Rhinosinusite avec polypose nasale, patients : « Accès difficile aux centres et aux thérapies »

« Les principaux besoins non satisfaits des patients atteints de rhinosinusite chronique avec polypose nasale concernent l'accès à des thérapies innovantes et à des centres spécialisés. Le patient a besoin de voir sa pathologie reconnue facilement, tout comme les médicaments ayant de nouvelles indications doivent pouvoir être facilement prescrits par les centres. » Ce sont les mots de Luciano Cattani, président de l'Association Asthme Sévère Odv et délégué de la Fédération Italienne des Patients Federasma et Allergie Odv, lors de la conférence de presse « Nouvelles frontières dans la gestion de la rhinosinusite avec polypose nasale » organisée par GSK à Milan.

L'événement a été l'occasion de présenter l'étude sur les effets du mépolizumab chez les patients atteints de rhinosinusite chronique avec polypose nasale (CRSwNP), réalisée par des spécialistes de l'Hôpital universitaire Careggi de Florence et dirigée par Andrea Matucci, directeur médical du département d'immunologie de l'hôpital universitaire florentin.

« Les patients peuvent s'aider eux-mêmes en diffusant davantage d'informations – explique Cattani – Pour les atteindre, en plus du travail des associations qui diffusent du matériel utile sur leurs sites, il est nécessaire d'impliquer des médecins généralistes qui peuvent orienter plus facilement les patients.

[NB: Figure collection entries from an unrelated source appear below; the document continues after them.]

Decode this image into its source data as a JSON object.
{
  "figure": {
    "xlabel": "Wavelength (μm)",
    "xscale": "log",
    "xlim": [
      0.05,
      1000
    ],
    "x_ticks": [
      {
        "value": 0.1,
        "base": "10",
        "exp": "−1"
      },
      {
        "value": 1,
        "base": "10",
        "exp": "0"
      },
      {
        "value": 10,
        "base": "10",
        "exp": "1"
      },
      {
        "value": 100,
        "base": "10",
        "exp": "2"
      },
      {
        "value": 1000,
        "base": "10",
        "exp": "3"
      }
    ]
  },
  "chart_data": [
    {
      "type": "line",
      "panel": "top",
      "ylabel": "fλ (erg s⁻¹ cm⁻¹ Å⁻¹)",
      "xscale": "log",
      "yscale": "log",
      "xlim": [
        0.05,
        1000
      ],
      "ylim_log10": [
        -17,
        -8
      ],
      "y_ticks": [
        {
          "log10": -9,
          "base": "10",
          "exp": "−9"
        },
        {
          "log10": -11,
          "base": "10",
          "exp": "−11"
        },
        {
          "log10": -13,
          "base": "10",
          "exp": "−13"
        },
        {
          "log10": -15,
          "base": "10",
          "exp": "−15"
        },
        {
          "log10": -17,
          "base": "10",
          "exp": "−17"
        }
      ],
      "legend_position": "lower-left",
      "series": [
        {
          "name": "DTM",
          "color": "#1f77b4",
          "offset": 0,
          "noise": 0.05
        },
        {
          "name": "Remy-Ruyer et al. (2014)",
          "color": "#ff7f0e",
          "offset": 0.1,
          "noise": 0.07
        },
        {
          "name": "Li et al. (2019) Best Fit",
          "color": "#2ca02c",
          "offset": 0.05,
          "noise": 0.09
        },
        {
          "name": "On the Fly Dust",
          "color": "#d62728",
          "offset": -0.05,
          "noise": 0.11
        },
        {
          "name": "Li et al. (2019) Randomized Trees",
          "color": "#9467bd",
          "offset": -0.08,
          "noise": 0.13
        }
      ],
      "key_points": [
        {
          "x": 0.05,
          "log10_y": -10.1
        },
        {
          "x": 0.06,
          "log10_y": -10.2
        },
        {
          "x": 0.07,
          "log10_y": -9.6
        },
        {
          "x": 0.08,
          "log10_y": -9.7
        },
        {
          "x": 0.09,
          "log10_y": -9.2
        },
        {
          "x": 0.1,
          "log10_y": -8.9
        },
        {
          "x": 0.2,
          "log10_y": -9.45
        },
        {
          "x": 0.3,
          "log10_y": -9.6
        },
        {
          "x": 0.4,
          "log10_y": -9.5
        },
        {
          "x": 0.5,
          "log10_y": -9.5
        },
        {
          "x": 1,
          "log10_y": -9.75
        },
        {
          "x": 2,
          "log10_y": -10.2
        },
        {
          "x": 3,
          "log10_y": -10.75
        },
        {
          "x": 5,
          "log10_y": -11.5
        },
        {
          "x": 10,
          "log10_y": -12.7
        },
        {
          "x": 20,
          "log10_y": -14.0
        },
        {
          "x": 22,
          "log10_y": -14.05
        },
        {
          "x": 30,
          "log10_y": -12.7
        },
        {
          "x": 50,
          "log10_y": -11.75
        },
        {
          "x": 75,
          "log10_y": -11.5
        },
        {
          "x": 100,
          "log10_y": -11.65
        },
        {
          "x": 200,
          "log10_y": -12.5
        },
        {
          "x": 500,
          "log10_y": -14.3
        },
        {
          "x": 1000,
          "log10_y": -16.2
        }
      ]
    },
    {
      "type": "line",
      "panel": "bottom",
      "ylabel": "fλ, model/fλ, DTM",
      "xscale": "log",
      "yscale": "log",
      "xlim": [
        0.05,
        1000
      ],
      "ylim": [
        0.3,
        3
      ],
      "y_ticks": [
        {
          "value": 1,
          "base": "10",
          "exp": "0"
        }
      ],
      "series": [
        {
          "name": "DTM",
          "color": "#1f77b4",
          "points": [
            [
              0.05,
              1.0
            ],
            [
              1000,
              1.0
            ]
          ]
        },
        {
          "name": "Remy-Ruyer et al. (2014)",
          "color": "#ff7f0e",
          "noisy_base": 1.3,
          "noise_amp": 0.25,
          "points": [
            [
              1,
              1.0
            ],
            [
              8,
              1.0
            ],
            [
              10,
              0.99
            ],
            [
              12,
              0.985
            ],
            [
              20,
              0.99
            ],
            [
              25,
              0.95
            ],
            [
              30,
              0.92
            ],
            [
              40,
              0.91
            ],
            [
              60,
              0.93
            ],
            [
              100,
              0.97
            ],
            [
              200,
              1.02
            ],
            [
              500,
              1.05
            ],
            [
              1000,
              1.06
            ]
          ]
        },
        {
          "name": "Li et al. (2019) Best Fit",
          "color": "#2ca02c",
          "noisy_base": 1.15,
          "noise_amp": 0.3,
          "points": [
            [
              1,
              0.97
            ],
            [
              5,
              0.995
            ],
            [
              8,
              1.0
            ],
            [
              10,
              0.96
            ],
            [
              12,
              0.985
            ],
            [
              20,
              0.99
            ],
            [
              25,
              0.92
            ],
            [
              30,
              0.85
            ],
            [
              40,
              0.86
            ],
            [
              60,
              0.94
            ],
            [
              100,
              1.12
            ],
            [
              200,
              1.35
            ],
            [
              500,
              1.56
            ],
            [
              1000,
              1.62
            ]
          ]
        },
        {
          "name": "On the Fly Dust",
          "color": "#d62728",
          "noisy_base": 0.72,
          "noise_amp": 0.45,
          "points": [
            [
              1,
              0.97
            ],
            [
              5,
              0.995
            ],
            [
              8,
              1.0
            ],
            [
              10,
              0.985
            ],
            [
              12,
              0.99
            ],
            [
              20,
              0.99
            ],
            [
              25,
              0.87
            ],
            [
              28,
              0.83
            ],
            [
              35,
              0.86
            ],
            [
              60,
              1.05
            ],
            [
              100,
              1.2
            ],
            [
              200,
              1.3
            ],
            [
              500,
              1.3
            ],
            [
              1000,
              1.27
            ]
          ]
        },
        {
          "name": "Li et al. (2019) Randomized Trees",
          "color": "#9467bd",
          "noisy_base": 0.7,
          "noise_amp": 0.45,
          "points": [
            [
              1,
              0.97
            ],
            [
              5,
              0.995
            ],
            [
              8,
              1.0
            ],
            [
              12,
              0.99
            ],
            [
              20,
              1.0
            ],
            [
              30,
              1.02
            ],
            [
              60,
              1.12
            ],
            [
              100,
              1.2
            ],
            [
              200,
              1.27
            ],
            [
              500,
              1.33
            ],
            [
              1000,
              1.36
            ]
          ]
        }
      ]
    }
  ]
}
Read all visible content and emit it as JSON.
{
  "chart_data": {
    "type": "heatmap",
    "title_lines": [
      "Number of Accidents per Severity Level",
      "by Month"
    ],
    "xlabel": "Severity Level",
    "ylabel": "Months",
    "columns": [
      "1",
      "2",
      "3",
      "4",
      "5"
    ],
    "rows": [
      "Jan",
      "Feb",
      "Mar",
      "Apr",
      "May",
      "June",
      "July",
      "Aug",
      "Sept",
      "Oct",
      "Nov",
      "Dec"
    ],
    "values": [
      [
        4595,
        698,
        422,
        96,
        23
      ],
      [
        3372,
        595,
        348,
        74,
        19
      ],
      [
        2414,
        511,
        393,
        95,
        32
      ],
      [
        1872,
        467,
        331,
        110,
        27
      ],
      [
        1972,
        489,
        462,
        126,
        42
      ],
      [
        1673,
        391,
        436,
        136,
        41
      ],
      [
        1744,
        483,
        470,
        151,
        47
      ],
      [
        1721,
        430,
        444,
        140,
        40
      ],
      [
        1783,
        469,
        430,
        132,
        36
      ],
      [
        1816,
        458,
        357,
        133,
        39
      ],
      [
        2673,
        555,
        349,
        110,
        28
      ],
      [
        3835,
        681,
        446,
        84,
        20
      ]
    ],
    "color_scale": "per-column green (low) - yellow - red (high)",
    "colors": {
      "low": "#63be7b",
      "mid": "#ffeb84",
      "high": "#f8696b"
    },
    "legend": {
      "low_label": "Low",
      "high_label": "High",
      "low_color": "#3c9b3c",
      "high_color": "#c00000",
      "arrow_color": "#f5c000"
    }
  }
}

Il existe de nombreuses différences régionales – ajoute-t-il – la prescription de médicaments innovants » comme les médicaments biologiques « se heurte à 20 systèmes de santé différents ». Si un patient déménage, « il doit donc trouver le moyen d'avoir le même plan thérapeutique prescrit dans la nouvelle Région. Pour ces pathologies, et pour ces médicaments, un plan thérapeutique délivré par un centre hospitalier universitaire est indispensable, mais il faut pouvoir le faire dans l'autre région aussi. Le patient atteint d'une maladie grave doit pouvoir être soigné de la même manière partout où il va », conclut-il.